The e-waste industry is the largest growing waste stream. It is hazardous, complex and expensive to treat in an environmentally sound manner, and there is still a general lack of legislation or enforcement surrounding it in many countries. The majority of work with e-waste in developing countries takes place in the informal economy. Under these circumstances, issues of e-waste workers such as the violation of fundamental workers’ rights, child labour, precarious working conditions and neglect of health and safety have been reported, especially from developing countries. Representatives of governments, employers and workers from around the world gathered at the ILO in Geneva in April to discuss current and emerging issues related to the promotion of decent work in the management of e-waste, IndustriALL reports.

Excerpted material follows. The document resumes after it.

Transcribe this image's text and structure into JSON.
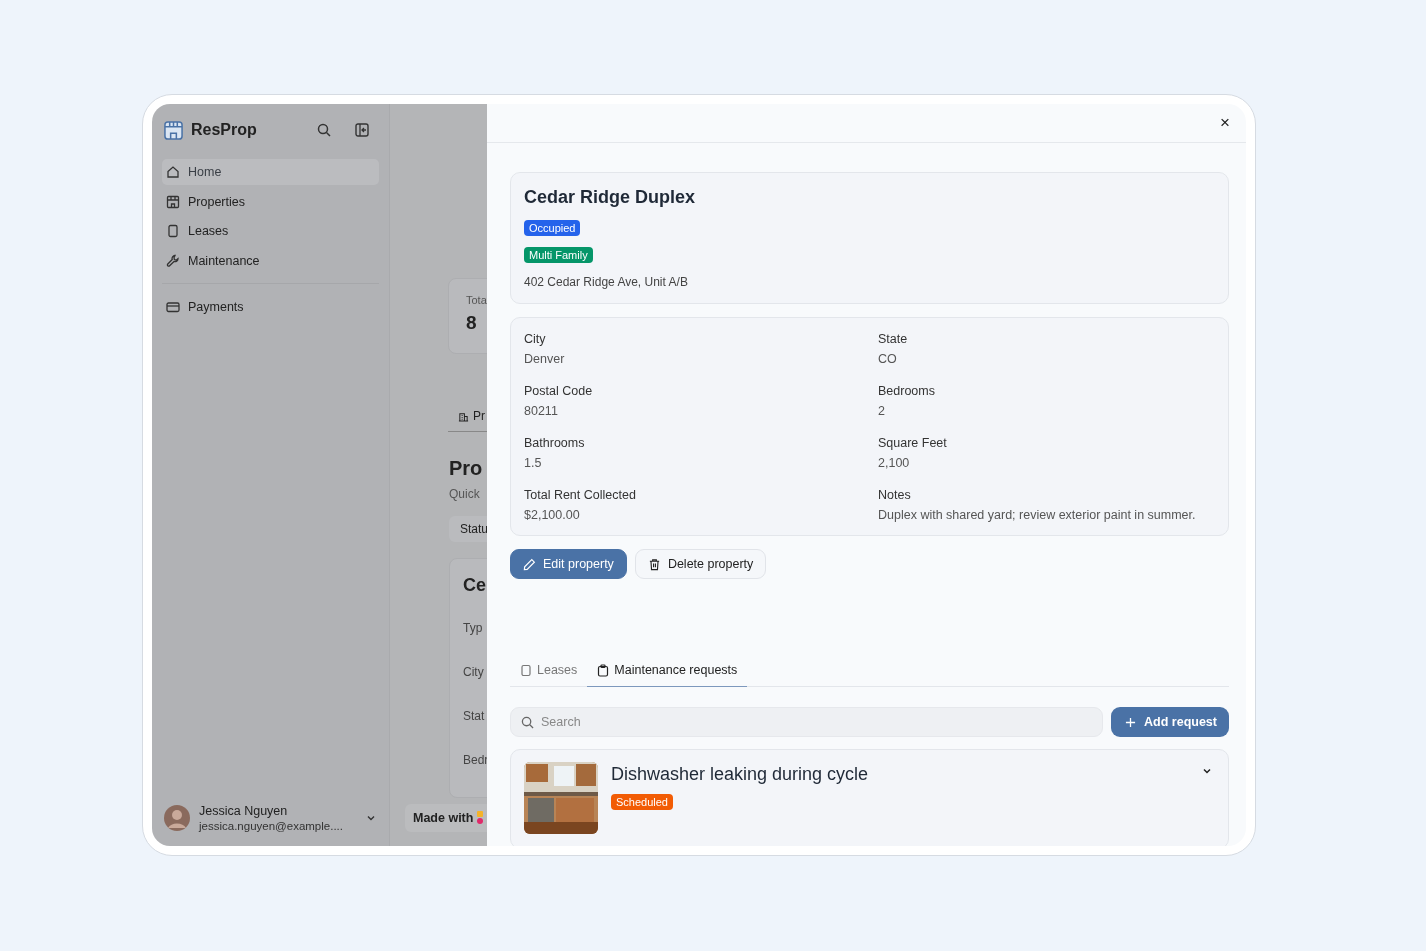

The supply chains that feed the ICT electrical and electronics industry are getting longer and more complex as technology pervades every area of our lives, and it will continue to boost the e-waste industry. All stakeholders of the supply chain have a responsibility to provide, and workers have a right to expect, safe, healthy, clean and sustainable jobs. Workers handling e-waste have no voice, no bargaining power and they are breaking hazardous materials by their hands. Moreover, these workers are unaware of the many risks associated with handling e-waste.
The Global Dialogue Forum on Decent Work in the Management of Electrical and Electronic Waste (e-waste) took place from 9 to 11 April 2019. The purpose of the Forum is to discuss current and emerging issues related to the promotion of decent work in the management of e-waste, with the aim of adopting points of consensus, including recommendations for future action by the International Labour Organization (ILO) and its members. IndustriALL Global Union, under the auspices of the International Trade Union Confederation, coordinated the trade union experts’ participation, drawn from the following six countries; Denmark, India, Japan, Russia, Sweden, and UK.